The kind of violence ISIS deploys matches and exceeds the barbarism of any Crusade or segregationist. It should be condemned wholeheartedly without a second guess. But Christian consideration should not stop there. The Christian heart prizes humility. Unlike Islam which puts emphasis on strength, Christians praise the meek and selfless. This humbleness should give pause to judgment. All of us have the capacity for depravity. When faced with evil, we should remember C.S. Lewis’ important question: “Can we be quite certain how we should have behaved if we had been saddled with the psychological outfit, and then with the bad upbringing, and then with the power, say, of Himmler?”
In practical terms, it’s beneficial for Americans to consider the motivations of ISIS. Certainly, we have every right to be disgusted by their horrid practices, such as immolating a Jordanian fighter pilot. Rightly or wrongly, the same Islamists who commit such brutal atrocities believe they are doing so to preserve their religious space. The blowback our country saw on 9/11 was due partly to the U.S. military presence in Saudi Arabia, the holy land of Islam. In their mind, this is an consecrated campaign to establish their own version of Christendom in the Middle East. And in cases where half a million children are starved by Western sanctions, it’s not a hard leap to consider violence against America an act of defense.
The world is an infinitely complex place. Coming to grips with the motives and inspirations of others is an enormously difficult undertaking. Humility, and the acceptance that each of us is dogged by some kind of wickedness, helps in sorting out these moral messes. After all, Christ was the one who asked of us, “How can you say to your brother, ‘Let me take the speck out of your eye,’ when all the time there is a plank in your own eye?” Obama’s statement on the Crusades and Islam’s revenge hinted at this trying practice. He may have been overly, perhaps erroneously, direct, but he wasn’t entirely wrong. It’s a pity many conservatives can’t dispose of their black-and-white goggles and see grayness can exist.

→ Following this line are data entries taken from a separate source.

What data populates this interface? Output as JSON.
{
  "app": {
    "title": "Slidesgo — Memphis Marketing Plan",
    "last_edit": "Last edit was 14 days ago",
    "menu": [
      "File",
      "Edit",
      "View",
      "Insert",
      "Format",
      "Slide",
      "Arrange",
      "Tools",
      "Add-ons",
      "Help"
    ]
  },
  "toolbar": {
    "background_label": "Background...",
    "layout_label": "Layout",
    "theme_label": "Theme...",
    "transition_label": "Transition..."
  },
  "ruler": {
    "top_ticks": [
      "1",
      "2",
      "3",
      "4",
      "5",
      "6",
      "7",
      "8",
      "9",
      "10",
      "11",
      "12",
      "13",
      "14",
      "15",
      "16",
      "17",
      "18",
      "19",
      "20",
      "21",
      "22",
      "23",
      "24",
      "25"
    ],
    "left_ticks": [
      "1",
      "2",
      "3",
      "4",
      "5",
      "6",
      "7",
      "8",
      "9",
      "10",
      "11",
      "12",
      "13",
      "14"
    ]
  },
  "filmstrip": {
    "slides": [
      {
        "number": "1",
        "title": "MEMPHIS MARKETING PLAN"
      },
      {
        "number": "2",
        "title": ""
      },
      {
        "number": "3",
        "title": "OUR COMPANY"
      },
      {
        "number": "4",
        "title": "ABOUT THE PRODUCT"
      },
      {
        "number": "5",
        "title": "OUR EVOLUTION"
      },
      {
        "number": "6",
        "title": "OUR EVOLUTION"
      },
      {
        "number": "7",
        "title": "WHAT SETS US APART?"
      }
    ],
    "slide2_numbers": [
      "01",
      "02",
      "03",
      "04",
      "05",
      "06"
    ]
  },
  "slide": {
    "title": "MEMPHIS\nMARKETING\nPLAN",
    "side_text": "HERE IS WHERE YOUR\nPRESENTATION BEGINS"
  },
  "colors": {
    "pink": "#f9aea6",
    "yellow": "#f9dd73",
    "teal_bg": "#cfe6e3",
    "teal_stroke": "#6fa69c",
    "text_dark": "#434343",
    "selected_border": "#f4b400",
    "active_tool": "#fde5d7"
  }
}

Judgment is ultimately left to one person. We can sit here on earth all day and point fingers. In fact, there is an entire profession dedicated to such a practice. Casting blame does little good if it’s not contrasted with our own understanding of human fragility. There’s a balance in using force to ward off attacks while seeing the propensity for violence in yourself. Finding it is the true vocation of the humble Christian.